Description
This book demonstrates that both interpreting and holding are necessary in the psychotherapy of clinical disorders. There is a tendency to view interpreting and holding as mutually exclusive techniques. This either/or position is the result of theories that view patients as suffering either from deficits in early nurturing object relations or conflicts around dependence and independence. Dr. Seinfeld does not believe that deficit states and conflict states are mutually exclusive but rather that most patients suffer from both. This book illustrates how the clinician can utilize both holding and interpretation.
Dr. Seinfeld describes how the therapist interprets psychoneurotic symptoms and oedipal conflicts on an object relations basis, and how to interpret splitting and projective identification and the patient’s tie to bad objects. Many patients suffer from dependence on objects that frustrate and reject them. This book discusses how the clinician addresses the patient’s destructive relationships. The reader is also shown how to recognize and interpret manifestations of the true and false self in patients’ dreams, phantasies, and the therapeutic relationship.

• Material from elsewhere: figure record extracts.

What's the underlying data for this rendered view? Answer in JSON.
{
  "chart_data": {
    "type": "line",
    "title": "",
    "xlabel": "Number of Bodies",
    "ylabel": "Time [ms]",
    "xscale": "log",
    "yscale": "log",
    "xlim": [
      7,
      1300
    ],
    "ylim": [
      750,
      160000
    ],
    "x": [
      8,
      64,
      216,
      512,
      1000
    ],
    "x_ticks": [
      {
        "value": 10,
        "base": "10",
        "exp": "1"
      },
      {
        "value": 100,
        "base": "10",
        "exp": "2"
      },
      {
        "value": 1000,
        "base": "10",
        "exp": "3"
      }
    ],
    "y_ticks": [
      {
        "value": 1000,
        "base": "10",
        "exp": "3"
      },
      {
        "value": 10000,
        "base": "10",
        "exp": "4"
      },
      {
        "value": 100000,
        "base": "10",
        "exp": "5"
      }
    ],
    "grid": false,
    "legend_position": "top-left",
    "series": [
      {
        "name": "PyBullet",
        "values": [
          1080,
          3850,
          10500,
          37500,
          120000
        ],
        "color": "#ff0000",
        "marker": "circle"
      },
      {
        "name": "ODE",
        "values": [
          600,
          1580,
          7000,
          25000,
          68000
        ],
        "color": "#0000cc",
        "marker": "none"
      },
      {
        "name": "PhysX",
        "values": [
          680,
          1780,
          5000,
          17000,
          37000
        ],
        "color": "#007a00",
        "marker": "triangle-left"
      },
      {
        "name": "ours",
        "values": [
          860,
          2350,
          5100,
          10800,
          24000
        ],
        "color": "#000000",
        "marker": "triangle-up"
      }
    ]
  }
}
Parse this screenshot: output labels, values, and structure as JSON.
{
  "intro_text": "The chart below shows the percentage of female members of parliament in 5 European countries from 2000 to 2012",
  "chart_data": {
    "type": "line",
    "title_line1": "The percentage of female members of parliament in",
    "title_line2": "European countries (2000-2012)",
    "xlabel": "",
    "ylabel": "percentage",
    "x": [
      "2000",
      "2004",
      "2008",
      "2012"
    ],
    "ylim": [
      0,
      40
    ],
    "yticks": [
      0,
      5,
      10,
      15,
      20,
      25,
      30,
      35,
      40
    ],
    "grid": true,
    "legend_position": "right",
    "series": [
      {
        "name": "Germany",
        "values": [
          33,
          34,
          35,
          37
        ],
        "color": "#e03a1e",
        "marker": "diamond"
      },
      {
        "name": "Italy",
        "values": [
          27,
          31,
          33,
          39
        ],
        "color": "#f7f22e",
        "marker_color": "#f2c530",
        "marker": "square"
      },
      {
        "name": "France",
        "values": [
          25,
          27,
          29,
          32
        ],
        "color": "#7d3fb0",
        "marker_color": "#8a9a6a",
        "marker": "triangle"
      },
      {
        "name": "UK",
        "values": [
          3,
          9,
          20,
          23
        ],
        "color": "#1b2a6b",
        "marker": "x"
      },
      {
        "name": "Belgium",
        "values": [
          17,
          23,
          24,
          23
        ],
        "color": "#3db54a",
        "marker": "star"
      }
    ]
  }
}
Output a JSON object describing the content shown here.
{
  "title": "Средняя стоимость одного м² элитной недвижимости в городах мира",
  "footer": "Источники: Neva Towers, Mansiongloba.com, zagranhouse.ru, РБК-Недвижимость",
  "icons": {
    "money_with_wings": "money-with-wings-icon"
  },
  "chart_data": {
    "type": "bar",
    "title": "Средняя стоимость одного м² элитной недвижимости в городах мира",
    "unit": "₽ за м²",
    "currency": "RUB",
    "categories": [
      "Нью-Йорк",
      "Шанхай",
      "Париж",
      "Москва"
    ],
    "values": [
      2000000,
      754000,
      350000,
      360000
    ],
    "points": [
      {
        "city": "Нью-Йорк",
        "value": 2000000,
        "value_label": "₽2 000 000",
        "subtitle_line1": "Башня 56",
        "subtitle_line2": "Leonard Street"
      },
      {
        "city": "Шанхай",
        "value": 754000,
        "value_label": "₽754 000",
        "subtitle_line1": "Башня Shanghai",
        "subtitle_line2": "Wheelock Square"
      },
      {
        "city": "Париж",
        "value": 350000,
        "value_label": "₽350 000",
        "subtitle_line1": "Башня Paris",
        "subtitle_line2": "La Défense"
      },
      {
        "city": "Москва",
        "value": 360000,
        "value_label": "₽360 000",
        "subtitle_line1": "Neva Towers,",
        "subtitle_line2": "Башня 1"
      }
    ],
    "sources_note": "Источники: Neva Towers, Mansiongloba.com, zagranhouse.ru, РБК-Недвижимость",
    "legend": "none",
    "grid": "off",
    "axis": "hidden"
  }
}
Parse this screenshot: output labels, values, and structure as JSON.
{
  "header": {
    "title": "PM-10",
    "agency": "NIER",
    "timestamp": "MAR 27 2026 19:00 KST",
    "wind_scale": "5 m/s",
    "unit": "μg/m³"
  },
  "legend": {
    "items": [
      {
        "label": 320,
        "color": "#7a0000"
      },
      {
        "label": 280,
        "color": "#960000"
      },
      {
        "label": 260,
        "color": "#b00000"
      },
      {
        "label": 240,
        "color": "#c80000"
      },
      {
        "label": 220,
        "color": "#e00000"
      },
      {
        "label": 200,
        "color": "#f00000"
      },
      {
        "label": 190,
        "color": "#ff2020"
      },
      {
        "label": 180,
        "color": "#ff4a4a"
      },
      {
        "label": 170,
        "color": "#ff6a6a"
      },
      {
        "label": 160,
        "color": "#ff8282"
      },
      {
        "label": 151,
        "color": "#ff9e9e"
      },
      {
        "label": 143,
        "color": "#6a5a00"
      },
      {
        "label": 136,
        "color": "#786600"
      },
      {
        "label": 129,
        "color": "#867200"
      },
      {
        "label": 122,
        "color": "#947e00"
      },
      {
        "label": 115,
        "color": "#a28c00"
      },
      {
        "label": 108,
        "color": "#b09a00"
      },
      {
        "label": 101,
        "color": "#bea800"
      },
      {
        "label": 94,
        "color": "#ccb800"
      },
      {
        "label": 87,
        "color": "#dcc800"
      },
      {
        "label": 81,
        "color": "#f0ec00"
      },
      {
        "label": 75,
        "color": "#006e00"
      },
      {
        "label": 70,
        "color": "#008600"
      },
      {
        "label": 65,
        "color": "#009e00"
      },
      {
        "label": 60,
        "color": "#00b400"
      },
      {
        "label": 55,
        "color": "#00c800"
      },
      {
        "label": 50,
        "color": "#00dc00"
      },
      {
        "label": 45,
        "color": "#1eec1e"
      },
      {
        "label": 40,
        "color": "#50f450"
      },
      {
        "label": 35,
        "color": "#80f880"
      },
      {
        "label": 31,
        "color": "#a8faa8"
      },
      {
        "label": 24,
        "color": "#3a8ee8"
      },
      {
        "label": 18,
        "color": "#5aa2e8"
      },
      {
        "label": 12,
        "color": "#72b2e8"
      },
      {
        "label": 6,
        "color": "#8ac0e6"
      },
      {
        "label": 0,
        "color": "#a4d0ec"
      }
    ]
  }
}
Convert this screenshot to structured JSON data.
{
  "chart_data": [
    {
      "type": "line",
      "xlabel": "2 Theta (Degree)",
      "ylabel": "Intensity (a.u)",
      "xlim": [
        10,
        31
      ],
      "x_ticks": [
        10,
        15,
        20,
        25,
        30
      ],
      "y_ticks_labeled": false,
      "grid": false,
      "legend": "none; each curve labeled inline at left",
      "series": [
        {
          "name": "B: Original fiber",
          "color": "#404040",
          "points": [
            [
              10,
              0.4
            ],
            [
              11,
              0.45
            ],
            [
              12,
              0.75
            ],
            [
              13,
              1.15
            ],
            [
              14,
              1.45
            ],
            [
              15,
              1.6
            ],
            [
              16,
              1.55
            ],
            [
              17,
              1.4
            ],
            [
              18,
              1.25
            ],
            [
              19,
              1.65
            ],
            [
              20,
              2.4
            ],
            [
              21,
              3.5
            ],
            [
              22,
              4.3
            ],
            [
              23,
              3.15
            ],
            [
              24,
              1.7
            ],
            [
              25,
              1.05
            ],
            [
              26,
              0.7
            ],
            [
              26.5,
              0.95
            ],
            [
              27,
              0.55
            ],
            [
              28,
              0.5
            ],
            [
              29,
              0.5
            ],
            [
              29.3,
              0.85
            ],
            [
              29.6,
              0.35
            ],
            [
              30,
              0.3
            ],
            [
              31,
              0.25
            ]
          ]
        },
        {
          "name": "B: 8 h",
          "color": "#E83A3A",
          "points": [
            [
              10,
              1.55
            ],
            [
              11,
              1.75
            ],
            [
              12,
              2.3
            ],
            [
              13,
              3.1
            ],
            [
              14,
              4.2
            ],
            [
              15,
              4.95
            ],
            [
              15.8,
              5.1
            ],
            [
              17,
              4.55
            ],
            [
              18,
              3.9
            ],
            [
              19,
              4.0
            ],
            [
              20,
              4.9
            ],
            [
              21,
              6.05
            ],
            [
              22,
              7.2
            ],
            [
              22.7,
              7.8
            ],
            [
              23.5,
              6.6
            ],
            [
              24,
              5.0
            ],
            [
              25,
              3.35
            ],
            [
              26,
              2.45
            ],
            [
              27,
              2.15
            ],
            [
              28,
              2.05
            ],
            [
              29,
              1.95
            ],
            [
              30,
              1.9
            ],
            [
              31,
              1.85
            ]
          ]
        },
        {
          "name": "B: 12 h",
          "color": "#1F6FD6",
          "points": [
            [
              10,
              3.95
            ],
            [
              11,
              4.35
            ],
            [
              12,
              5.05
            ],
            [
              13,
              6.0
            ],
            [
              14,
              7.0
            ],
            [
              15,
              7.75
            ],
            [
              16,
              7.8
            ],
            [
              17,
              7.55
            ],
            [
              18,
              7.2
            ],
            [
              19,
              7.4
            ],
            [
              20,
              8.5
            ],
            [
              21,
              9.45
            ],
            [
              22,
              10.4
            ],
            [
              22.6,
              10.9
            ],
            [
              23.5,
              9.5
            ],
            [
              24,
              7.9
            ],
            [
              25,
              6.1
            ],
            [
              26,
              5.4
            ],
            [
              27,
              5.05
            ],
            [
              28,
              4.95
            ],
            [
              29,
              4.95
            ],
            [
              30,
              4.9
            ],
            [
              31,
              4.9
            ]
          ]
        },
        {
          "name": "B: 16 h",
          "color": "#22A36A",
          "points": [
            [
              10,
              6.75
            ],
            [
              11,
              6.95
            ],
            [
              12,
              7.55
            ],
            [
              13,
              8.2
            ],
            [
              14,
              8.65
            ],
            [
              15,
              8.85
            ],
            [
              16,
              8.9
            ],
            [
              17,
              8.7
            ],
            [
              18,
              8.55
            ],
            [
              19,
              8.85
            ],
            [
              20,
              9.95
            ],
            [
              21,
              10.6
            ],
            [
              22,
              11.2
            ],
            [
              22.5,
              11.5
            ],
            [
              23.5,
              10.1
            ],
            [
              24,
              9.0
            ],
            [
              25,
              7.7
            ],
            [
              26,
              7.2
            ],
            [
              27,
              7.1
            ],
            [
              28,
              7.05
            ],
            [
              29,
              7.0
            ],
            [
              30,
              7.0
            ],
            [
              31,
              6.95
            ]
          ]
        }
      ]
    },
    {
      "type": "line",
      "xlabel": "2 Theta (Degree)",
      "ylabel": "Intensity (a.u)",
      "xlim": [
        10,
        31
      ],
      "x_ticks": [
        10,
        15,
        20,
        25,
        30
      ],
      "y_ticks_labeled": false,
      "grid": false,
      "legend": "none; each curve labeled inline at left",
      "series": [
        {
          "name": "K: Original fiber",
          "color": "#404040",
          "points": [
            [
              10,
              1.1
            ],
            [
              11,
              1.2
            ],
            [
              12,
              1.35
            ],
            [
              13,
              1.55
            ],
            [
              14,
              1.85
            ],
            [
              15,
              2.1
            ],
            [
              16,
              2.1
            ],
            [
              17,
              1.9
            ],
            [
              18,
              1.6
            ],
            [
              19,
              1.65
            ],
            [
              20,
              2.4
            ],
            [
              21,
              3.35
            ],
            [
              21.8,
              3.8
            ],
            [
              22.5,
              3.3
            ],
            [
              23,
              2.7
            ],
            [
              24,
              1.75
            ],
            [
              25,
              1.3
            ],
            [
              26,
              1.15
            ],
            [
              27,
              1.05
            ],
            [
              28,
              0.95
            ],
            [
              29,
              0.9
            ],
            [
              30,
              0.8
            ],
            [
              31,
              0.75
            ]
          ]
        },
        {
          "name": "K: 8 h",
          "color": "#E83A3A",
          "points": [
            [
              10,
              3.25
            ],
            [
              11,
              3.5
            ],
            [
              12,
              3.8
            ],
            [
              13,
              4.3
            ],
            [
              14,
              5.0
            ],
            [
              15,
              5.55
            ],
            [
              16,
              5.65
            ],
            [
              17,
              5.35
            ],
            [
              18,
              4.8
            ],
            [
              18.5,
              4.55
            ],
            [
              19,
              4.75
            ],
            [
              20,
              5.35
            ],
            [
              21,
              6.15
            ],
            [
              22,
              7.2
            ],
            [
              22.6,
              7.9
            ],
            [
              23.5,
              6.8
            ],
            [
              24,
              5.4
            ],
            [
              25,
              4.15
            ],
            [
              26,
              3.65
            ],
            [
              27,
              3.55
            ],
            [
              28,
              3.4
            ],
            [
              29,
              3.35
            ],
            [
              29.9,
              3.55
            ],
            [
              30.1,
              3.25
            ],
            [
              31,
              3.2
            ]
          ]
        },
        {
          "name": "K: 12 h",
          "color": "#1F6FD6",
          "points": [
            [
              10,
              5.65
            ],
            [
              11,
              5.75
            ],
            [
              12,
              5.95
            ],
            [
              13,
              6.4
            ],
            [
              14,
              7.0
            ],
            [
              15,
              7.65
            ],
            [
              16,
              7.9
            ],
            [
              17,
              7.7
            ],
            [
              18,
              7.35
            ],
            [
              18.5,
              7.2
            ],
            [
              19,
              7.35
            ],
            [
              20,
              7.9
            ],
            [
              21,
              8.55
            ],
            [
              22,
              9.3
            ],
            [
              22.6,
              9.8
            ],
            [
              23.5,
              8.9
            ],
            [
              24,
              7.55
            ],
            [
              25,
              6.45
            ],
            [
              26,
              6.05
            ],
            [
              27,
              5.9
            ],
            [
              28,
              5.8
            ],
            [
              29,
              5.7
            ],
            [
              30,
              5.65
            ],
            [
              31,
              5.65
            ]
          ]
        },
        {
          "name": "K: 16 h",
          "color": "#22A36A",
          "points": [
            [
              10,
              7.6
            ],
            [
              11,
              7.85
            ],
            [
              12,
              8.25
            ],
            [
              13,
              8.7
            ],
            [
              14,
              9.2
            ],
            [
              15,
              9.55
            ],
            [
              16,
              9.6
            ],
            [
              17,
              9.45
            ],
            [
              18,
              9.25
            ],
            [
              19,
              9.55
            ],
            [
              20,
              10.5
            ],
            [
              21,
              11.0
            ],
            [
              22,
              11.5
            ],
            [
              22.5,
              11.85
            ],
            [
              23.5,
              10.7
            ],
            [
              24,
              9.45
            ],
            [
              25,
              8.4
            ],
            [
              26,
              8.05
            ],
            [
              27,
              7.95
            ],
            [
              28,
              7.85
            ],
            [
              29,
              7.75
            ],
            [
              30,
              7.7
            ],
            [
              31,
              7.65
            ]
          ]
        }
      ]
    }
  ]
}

No matter how accurate and convincing the therapist’s interpretations are, this strategy alone will foster neither the emergence of the fragile true self nor the patient’s separation from bad objects. The therapist must also provide holding as a good-enough object for the patient to take such frightening risks. The therapist is shown how to hold the patient through exploring early abuse and neglect, being available as a constant object, and creating a potential space for therapeutic transitional play.
Dr. Seinfeld is primarily influenced by Ronald Fairbairn, Donald Winnicott, and Harry Guntrip, but the book also describes the object relations dimension in the classical theories of Freud, Abraham, and Klein, as well as Ferenczi’s original contribution to holding. Psychotherapists will find this work extremely useful clinically since it describes the evolution of interpretation and holding and shows how to integrate both strategies in clinical practice.